By Bailey of Britt [Britt, Iowa]
We dissected a mosquito at Clear Lake the other night and this is what we found in the crop. One toad, thirteen pinchbugs, forty-eight grasshoppers, a baseball, three old socks, eighty black oak acorns and a rattail file. The darn thing was chasing editors trying to suck enough blood to soften up the sculch so the file could get hold.
--Iowa State Register and Farmer, Des Moines, Iowa, October 13, 1905, page 11.
1908--
Broad Furrows
by Geo. W. Franklin
The only honest quacks in the world are ducks.
Why spend any time worrying about troubles that have not yet come into plain sight?
There is more profit in attending to one's own business than in attending to the business of others.
If you keep a dog, keep a good one and then act humane by providing him a good place to sleep in cold weather.
A little girl said her fat uncle was good natured "because it takes him a long time to get mad clear through." That explains it.
It shortens a man's life to carry burdens not his own. When the alarm clock is set, don't lay awake all night "for fear." Let the clock do that.

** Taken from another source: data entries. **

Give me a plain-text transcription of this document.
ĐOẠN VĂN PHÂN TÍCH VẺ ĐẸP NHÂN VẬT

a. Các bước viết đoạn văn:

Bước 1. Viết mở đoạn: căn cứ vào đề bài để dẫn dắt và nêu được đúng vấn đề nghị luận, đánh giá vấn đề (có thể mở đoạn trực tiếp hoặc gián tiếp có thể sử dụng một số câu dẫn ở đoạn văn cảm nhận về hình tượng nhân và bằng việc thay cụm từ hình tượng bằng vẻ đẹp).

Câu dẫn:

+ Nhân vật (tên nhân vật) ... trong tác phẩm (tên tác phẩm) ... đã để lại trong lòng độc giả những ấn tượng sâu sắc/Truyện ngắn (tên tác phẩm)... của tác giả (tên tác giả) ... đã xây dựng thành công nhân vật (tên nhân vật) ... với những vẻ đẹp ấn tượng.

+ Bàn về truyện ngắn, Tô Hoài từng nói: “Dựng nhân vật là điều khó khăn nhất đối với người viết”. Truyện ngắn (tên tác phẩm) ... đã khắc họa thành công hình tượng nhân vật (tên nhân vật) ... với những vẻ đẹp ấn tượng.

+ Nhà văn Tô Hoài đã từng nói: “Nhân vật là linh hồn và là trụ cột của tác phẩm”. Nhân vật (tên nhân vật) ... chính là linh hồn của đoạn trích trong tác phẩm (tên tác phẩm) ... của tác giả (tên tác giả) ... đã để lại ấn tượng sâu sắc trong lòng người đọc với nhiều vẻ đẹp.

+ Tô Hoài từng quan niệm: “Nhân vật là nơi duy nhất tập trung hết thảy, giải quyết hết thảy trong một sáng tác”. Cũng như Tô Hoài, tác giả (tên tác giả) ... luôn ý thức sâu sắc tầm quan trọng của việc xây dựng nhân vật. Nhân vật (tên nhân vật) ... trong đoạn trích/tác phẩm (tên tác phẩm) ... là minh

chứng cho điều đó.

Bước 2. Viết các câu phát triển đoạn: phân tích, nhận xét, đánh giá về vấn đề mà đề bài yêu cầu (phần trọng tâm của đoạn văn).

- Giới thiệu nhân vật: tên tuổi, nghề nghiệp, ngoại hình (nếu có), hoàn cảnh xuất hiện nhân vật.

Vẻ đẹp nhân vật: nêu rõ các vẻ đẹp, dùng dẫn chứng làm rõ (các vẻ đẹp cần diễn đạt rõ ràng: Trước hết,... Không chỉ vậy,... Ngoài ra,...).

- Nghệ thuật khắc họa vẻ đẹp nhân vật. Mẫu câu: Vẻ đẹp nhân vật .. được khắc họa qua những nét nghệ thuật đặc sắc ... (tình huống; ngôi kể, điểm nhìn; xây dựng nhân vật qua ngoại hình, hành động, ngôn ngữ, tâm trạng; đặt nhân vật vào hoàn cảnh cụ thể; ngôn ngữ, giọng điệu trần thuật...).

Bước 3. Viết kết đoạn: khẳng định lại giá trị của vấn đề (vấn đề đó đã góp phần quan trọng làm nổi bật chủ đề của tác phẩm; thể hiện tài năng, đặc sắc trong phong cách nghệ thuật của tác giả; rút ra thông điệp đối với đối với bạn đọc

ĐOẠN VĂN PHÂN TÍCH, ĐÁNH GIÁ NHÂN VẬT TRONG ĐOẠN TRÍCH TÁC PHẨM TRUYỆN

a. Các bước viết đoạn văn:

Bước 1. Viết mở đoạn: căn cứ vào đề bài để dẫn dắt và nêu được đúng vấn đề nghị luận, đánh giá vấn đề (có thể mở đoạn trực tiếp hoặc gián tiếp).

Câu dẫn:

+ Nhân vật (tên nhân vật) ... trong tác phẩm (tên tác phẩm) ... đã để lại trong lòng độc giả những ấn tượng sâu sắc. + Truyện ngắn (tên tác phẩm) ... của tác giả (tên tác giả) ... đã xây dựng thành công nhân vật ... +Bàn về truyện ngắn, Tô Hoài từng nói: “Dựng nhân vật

Lay out the garden now—in your mind. Get busy when opportunity presents itself and don't let chickens, or "too busy to attend a garden" keep you from having a good one.
Pay as you go, friends; cease speculating and the currency business will adjust itself. Men who buy and sell blue sky will continue to be more or less "up in the air" all the time.
Sam says that judging by the present prices of beef an ox team is worth about twice as much per pound as a modern locomotive, thus making it the most expensive power in modern civilization.
Don't wait too long this time before testing the seed corn. Like the boy promised a thrashing, it is better to "have it done and over with." Give seed corn good winter care, then exercise care in testing and planting.
A friend recently told me that he did not believe in friendship. He said there was no such thing as friendship; that a man's first duty was for himself; that people pretended to be friends but arc not. That certainly is a gloomy way of looking at it. If I did not know plenty of people I could trust I would be a most unhappy creature. Don't look at the world through blue glasses. This world, after all, is just what we make it.
--The Iowa State Register and Farmer, Des Moines, Iowa, January 4, 1908, page 4.